La famille n’est pas qu’une affaire privée, c’est aussi un enjeu de société configuré par la justice et le droit.
Une phrase
« La langue du droit n’est pas la langue du commun. »
« Giorgia Meloni a fait de la GPA un crime universel, qualificatif en principe réservé à la pédophilie ou aux crimes de guerre. »
« Le droit des familles c’est de la souffrance. »
« Cet enfant il a grandi avec son père. Il ne le déteste pas. Cet enfant il aime son père. Il a juste besoin de retrouver sa mère, c’est pas la même chose. »

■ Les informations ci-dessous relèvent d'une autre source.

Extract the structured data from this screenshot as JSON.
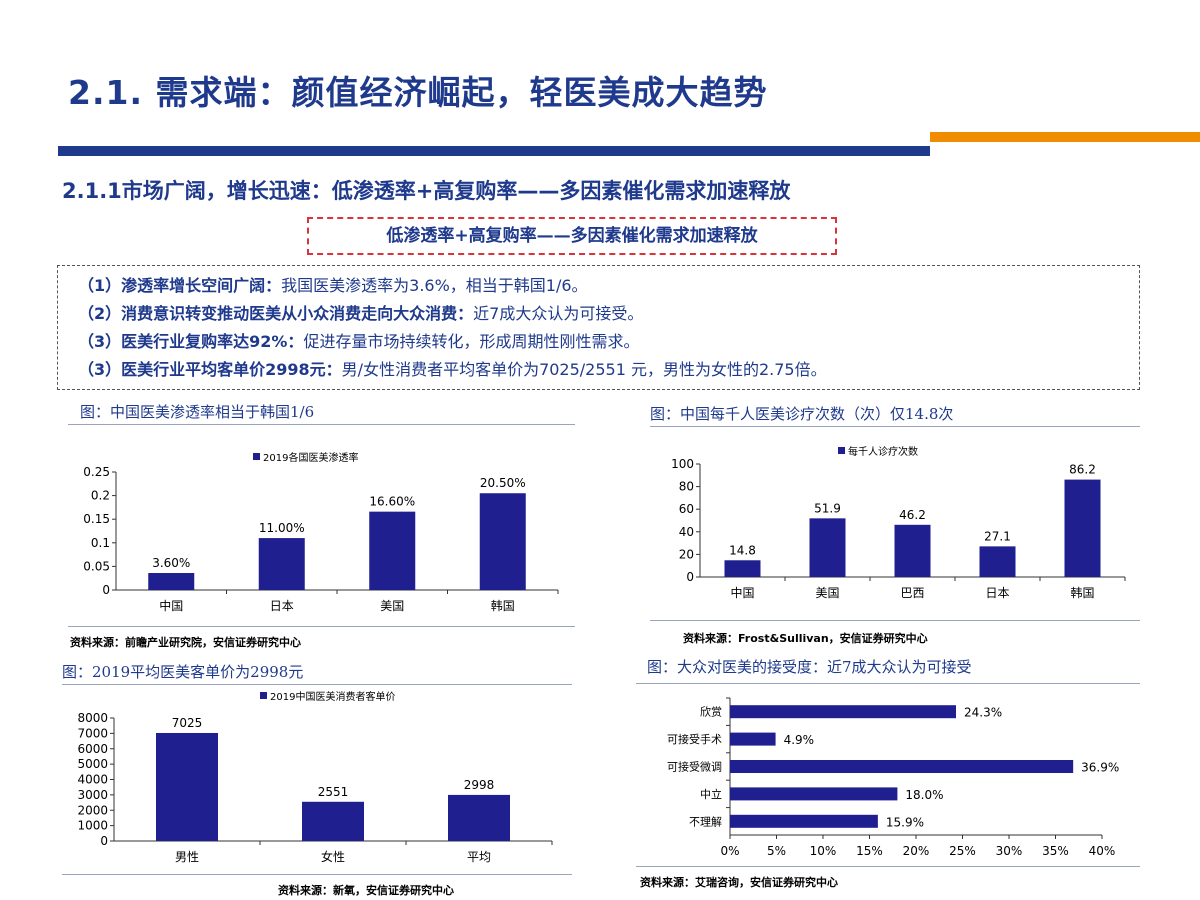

« Déposer plainte c’est se délester, reporter la responsabilité sur la justice. »
L'auteur
Artiste et directrice du Centre Dramatique National d’Orléans (CDNO), Émilie Rousset écrit des pièces (Reconstitution : Le Procès de Bobigny) et des films longs ou courts (Rituel 4 : Le Grand Débat, Les rituels) pour lesquels elle utilise l’archive et l’enquête documentaire.
A partir de ses collectes, Émilie Rousset invente des dispositifs dans lesquels des comédien-ne-s incarnent les paroles. Le montage qu’elle utilise joue sur le décalage entre le document et sa mise en scène pour mieux sonder le fonctionnement de notre société contemporaine.
Affaires Familiales a été créé en juillet 2025 lors du Festival d’Avignon.